Rok 2015. Po serii kataklizmów, wywołanych tzw. Drugim Uderzeniem, czyli uderzeniem w naszą planetę meteorytu, populacja Ziemi zmniejszyła się o połowę, a sama planeta stała się bardzo niebezpiecznym miejscem do życia. W Japonii powstało zmilitaryzowane miasto Tokio 3, mające zapewnić ochronę jego mieszkańcom, jednak jest to trudne do zrealizowania, bo jest ono obiektem ataków tajemniczych, groźnych istot, zwanych aniołami, siejących zniszczenie. Do walki z nimi utworzono organizację NERV, a odbywa się ona przy użyciu specjalnie skonstruowanych do tego celu biomechanicznych robotów, Evangelionów, którymi sterują wybrane dzieci. Jednym z nich jest 14-letni Shinji Ikari. Zamknięty w sobie, tęskniący za długo niewidzianym ojcem chłopiec wcale nie chce walczyć, jednak w obliczu zaistniałych okoliczności przełamuje się.

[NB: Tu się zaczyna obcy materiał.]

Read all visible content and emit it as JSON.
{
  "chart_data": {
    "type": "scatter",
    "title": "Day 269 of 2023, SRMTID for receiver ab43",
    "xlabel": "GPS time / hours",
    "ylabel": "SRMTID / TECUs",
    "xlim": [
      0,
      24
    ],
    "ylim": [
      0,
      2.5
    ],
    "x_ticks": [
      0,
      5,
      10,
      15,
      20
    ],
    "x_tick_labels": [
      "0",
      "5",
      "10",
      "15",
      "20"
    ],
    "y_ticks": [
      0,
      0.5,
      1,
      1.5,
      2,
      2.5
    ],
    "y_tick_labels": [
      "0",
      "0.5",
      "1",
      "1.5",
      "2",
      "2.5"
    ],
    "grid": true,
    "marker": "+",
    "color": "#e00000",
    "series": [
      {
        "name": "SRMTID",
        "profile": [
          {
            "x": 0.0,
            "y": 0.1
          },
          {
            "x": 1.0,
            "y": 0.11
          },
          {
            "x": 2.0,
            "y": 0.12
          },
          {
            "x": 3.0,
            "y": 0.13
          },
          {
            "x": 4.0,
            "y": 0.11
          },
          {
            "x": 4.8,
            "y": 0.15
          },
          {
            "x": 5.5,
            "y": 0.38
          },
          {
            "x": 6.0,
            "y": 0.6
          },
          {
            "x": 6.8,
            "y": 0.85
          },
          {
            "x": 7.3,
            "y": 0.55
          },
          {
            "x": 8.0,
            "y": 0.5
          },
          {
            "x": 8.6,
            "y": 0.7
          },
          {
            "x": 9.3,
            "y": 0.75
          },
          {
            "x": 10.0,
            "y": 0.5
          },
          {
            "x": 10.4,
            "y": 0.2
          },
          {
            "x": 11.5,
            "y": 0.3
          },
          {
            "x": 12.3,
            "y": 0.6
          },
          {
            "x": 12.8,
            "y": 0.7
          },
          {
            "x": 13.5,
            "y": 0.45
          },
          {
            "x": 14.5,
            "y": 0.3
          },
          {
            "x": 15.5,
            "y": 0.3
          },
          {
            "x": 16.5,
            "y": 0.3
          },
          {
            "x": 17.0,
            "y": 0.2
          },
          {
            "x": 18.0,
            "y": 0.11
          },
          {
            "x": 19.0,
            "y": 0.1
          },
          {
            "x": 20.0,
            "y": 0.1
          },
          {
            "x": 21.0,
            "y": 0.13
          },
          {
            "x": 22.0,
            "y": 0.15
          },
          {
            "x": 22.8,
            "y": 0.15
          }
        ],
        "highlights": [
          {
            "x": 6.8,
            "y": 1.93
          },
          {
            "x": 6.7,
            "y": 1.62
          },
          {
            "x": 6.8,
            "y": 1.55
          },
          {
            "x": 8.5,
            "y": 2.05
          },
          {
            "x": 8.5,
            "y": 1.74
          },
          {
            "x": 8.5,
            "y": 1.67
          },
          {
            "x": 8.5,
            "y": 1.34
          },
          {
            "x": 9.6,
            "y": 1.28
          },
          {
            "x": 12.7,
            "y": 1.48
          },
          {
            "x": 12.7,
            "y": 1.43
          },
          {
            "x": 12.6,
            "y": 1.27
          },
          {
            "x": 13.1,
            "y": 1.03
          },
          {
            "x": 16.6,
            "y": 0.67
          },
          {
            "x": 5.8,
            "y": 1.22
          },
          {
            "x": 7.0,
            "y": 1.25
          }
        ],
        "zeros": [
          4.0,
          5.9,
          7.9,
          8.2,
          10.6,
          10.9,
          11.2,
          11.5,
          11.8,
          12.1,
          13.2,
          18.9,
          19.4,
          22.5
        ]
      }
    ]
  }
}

„Evangelion 1.11. You Are (Not) Alone” jest odnowioną wersją kinową emitowanej w latach 1995-1996 serii anime zatytułowanej „Shin Seiki Evangelion”. Oglądając anioły, ma się wrażenie, że są one uosobieniem demonów dręczących Japończyków. To naród współdzielący swoje życie z tak potężnymi żywiołami, które co jakiś czas zmiatają jego miasta z powierzchni ziemi, że odpadają bajki o Czerwonym Kapturku czy Kopciuszku. Musieli stworzyć sobie do oswojenia ze strachem coś równie potężnego i obracającego wniwecz jednym ruchem połowę budynków w mieście. Dlatego wymyślili sobie Godzillę, dlatego wymyślają anioły, ale też dlatego wymyślają humanoidalne mechy, które – sterowane ciałem dziecka – są w stanie im się przeciwstawić. Dzieci nie są jakimiś superherosami, są zwyczajne, często zamknięte we własnym świecie, wrażliwe, myślące, czują strach i ból, a jednak stawiają czoło wyzwaniu. Jest w tym coś bardzo japońskiego.
„Evangelion 1.11. You Are (Not) Alone” lepiej oglądać w wersji z polskimi napisami, polski lektor jest dobrze słyszalny, ale od czasu do czasu nie trafia z intonacją w akcent zdania.
ASPEKTY TECHNICZNE
Kolorystyka obrazu współgra z nastrojem, jest dość ponuro, barwy mało naturalne, chłodne, z przewagą zimnej zieleni, błękitów, mrocznych fioletów. Zdarzają się sceny intencjonalnie ciemne, jednak trochę za bardzo, przez co nie widać szczegółów. Ostrość dobra.
Żaden głośnik nie próżnuje, słychać szczęki metalu, odgłosy działania różnorakich mechanizmów, wybuchy, ciężkie kroki anioła, wyjące syreny, padający dokoła deszcz.
BONUSY
Tekstowa informacje o filmie (powtórzenie wiadomości wydrukowanych na wewnętrznej stronie okładki), 10 zwiastunów, oferta dystrybutora.